4. Leslie Matthews, Staff Correspondent for the Negro Paper,
New York Age

“This is being written a few short hours after my departure from the Hell on Earth that was Peekskill, N. Y., this Sunday before Labor Day, 1949. I still hear the frenzied roar of crowds, the patter of stones against glass and flesh. I hear the wails of women, the impassioned screams of children, the jeers and taunts of wildeyed youths, I still smell the sickening odor of blood flowing from freshly opened wounds, gasoline fumes from autos and buses valiantly trying to carry their loads of human targets out of the range of bricks, bottles, stones, sticks. I still feel the violence, the chaos, which permeated the air. I still hear, smell, and feel Peekskill.”

Appendix IV

1.
Daily Compass
, Monday, Sept. 5, 1949, by Leon Edel

“The
Daily Compass
switchboard was flooded with calls from hundreds of eyewitnesses. Many were so frightened they refused to give their names.

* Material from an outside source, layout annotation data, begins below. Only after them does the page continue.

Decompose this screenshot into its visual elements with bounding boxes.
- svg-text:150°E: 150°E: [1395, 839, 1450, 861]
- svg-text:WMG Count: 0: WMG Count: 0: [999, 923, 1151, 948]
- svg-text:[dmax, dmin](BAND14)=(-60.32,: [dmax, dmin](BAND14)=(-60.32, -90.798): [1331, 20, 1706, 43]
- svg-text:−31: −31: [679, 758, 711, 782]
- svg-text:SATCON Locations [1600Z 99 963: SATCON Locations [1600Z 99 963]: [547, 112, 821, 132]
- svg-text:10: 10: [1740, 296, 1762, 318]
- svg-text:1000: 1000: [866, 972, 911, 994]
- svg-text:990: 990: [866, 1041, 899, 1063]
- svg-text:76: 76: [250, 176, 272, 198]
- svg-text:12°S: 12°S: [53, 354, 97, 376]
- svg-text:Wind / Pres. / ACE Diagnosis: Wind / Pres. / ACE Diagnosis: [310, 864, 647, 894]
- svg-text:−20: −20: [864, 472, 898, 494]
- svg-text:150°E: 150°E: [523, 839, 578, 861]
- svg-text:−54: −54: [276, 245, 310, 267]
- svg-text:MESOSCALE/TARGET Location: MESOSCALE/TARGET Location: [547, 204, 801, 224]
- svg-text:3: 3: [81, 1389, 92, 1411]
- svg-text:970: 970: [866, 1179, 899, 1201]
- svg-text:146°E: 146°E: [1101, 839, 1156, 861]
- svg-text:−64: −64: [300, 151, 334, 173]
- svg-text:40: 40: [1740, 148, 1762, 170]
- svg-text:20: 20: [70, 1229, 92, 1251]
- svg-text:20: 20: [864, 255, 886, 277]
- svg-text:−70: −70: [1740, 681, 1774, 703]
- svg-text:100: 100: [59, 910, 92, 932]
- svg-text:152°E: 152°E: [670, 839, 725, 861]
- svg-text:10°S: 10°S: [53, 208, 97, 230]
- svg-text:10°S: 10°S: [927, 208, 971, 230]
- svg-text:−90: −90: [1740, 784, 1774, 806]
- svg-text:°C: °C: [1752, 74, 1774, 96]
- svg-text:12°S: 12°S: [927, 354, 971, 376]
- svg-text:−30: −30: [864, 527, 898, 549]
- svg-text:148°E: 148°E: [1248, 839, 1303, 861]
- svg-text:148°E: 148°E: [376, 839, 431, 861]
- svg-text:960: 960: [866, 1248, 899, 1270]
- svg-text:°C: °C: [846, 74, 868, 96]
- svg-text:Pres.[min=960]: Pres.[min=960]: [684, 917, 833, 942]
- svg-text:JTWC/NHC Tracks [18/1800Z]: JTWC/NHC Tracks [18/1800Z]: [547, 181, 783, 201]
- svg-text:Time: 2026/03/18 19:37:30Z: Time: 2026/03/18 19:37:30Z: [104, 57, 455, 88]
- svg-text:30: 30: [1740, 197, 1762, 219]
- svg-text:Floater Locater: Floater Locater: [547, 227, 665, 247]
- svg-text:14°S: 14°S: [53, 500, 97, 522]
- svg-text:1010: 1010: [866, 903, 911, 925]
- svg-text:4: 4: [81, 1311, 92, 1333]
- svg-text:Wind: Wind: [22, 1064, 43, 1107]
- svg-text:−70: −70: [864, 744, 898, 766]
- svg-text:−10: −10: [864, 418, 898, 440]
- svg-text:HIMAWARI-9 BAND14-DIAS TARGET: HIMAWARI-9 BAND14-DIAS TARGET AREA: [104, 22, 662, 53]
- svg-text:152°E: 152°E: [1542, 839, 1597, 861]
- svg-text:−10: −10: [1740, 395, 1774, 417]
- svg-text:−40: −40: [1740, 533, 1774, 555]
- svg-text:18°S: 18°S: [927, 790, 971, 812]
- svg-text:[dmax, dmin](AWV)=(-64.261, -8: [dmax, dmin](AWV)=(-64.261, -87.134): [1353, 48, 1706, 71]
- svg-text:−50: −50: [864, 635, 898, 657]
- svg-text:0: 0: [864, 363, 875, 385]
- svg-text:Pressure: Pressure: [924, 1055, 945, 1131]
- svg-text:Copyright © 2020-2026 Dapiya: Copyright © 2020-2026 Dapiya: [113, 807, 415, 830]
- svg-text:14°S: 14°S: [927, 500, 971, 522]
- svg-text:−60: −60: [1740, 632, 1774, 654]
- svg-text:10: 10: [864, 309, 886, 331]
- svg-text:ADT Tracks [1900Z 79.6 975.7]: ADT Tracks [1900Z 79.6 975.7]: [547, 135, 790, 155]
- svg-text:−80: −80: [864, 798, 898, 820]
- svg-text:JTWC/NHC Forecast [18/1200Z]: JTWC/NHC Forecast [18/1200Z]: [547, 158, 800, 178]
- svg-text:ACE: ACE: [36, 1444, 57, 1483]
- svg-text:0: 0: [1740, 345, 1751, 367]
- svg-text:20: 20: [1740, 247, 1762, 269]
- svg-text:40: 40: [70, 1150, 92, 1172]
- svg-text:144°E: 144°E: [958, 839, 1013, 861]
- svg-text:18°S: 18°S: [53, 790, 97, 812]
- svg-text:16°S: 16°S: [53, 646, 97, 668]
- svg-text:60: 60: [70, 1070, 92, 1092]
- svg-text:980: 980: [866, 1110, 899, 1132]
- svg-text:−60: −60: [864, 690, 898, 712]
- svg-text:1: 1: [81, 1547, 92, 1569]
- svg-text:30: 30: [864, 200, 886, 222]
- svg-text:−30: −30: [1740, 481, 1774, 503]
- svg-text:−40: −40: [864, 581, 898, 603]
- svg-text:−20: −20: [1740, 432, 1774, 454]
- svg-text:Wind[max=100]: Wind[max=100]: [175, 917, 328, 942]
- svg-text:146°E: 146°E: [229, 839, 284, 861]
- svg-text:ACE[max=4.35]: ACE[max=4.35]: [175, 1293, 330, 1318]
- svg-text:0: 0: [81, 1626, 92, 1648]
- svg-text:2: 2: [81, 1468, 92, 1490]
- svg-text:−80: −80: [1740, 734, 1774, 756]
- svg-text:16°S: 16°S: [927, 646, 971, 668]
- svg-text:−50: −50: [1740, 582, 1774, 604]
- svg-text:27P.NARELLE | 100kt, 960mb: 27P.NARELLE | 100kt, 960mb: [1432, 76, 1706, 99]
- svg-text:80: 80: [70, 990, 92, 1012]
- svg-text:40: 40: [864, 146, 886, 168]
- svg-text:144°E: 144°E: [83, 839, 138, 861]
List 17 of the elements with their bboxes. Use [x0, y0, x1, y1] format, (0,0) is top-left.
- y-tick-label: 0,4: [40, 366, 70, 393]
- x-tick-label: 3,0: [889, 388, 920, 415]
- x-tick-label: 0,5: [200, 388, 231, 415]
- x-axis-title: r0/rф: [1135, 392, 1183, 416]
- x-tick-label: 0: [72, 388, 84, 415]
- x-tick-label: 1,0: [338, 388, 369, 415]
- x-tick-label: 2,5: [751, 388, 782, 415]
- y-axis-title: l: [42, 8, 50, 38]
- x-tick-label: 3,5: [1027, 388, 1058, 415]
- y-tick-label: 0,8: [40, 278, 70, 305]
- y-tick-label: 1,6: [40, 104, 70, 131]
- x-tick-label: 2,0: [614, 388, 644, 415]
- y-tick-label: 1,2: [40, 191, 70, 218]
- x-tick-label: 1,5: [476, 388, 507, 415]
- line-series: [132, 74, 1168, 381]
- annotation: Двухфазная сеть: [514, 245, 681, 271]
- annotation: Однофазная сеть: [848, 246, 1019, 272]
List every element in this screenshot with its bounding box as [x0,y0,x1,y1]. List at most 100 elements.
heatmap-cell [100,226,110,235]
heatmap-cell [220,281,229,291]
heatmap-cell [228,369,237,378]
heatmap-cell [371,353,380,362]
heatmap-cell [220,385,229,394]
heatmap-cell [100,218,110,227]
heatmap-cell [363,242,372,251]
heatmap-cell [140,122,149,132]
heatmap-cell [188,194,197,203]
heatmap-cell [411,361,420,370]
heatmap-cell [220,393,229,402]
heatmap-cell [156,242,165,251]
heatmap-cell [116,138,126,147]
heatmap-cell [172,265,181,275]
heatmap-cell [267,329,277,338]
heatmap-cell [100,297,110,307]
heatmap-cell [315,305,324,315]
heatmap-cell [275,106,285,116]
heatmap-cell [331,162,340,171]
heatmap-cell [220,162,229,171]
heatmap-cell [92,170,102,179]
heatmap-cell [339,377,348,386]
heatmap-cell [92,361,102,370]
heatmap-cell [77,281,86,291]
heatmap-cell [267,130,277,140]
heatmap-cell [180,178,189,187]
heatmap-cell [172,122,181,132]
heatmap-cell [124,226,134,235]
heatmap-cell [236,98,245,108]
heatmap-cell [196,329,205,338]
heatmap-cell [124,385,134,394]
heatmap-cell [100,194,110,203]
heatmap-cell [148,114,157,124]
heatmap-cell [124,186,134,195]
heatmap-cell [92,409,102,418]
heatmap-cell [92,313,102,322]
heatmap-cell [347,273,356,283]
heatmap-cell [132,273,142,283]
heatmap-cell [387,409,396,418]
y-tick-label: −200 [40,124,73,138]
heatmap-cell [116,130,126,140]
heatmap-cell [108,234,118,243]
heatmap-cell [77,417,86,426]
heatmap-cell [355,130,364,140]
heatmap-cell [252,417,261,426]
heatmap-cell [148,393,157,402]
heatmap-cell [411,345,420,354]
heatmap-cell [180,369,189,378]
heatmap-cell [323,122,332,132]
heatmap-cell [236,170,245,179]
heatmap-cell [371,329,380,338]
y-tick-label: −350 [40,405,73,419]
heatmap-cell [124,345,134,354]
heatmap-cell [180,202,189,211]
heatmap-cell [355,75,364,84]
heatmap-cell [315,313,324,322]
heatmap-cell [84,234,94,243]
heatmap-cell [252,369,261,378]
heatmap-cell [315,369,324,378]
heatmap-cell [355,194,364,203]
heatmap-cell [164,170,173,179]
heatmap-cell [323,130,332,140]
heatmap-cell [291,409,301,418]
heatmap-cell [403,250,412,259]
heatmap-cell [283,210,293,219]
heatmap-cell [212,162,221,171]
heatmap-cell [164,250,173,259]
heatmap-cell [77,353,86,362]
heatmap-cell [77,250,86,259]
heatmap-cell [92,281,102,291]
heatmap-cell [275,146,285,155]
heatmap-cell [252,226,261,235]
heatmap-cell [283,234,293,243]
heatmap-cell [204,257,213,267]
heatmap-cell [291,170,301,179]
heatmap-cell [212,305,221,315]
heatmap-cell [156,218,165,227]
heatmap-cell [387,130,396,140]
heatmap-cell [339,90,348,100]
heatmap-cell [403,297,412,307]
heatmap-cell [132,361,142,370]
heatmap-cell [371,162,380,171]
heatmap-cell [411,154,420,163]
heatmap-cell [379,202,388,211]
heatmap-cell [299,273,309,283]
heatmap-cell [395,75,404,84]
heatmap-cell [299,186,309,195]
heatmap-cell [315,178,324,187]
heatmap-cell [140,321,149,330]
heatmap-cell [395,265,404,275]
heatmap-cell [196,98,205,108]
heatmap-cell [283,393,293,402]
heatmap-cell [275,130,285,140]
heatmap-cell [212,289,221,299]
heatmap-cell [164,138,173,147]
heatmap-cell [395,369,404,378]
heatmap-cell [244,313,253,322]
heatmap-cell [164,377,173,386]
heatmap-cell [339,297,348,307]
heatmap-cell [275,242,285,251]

“David Fanshel of 237 E. 194th St., The Bronx, said he saw Negroes beaten by grey-clad cops at Peekskill while they were on their way to the concert.

“Paul Ross, ALP candidate for City Controller, described the scene as follows:

“‘As we were driving from the concert ground, about 100 yards out, one of thousands of hoodlums lining the route threw a rock that went through our rear window and hit a girl in the head.

“‘Her name is Diana Gasarch, 18, of 205 Seabreeze Ave., Brooklyn, and we rushed her to Bellevue for treatment. My wife, sitting in the front seat, was scratched by the glass.

“‘ The police—local and State Troopers—were stationed about 100 feet apart and the hoodlums behind them were yelling, ‘Get out of here, Jew-kikes,' and throwing rocks.

“‘I didn't see one cop do anything to stop them.

“‘We stopped the car at a gas station just after Diana was hit, and one of the hoodlums, about 55 and drunk, pulled the door open.

“‘A State Trooper was standing by. I slammed the door shut and called the State Trooper.